Pengobatan standar meliputi:
- Prednison (steroid) untuk mengurangi peradangan dan menghentikan kebocoran protein.
- Obat diuretik untuk mengurangi bengkak.
- Diet rendah garam dan cukup protein.
- Suplementasi vitamin D dan kalsium, jika terapi steroid berlangsung lama.
Namun perlu dicatat bahwa relaps (kambuh) bisa terjadi kapan saja — terutama saat anak mengalami infeksi ringan seperti flu.
Karena itu, edukasi ke orang tua sangat penting agar bisa mengenali tanda awal kambuh dan segera membawa anak ke dokter.
Komplikasi Jika Tidak Ditangani

Jika tidak ditangani dengan baik, sindrom nefrotik bisa menimbulkan komplikasi serius, antara lain:
- Gagal ginjal akut atau kronis
- Infeksi berat (karena sistem imun menurun)

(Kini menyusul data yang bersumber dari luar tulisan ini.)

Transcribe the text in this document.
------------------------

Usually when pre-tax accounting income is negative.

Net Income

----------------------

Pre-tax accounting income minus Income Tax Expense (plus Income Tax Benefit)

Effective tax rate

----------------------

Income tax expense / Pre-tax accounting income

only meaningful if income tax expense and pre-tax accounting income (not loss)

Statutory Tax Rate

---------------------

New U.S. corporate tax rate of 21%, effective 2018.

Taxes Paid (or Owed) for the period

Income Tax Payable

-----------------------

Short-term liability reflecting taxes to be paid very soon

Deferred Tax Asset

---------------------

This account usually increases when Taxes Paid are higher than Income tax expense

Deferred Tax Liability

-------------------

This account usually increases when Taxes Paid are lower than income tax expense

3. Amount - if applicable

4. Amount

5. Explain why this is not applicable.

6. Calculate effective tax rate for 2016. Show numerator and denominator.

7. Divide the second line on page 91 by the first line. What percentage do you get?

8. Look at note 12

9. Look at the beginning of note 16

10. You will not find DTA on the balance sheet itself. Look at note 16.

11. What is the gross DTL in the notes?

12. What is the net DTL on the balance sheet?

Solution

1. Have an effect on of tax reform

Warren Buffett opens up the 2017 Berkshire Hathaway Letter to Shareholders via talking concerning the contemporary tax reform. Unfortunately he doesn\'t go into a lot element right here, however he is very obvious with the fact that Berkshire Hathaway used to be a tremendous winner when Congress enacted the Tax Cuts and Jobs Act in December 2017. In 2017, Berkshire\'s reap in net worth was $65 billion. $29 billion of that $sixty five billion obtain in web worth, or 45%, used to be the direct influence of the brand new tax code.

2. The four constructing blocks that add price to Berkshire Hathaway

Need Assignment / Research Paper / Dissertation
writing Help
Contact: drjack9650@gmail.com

- Trombosis pembuluh darah
- Malnutrisi dan pertumbuhan terhambat
Karenanya, pemantauan jangka panjang oleh dokter spesialis anak atau nefrologi anak sangat disarankan, bahkan setelah gejala mereda.
Hidup dengan Sindrom Nefrotik: Peran Orang Tua Sangat Krusial
Sebagai orang tua, dukungan emosional dan kedisiplinan dalam mengikuti pengobatan menjadi faktor penentu dalam keberhasilan terapi. Beberapa hal yang bisa dilakukan:
- Pantau berat badan dan bengkak setiap hari
- Cek urin anak secara rutin di rumah dengan dipstick protein
- Batasi konsumsi makanan asin atau cepat saji
- Pastikan anak cukup istirahat dan cairan
Sebagian besar anak bisa hidup normal dan tumbuh sehat jika pengobatan dijalani dengan disiplin dan relaps terdeteksi sejak dini.
Waspadai, Tapi Jangan Panik
Sindrom nefrotik pada anak bukan penyakit langka, tapi sering terlambat didiagnosis karena gejalanya mirip penyakit ringan biasa. Kenali gejala khas seperti bengkak di wajah, penurunan urin, dan mudah lelah — terutama jika anak berada dalam rentang usia 1–7 tahun, yang merupakan usia paling rentan terkena penyakit ini.
Sebagai bagian dari #KilasKesehatan, saya percaya bahwa informasi yang tepat bisa menyelamatkan lebih banyak anak dari risiko komplikasi jangka panjang. Jangan ragu untuk konsultasikan gejala awal ke dokter, dan tetap pantau kesehatan buah hati secara rutin.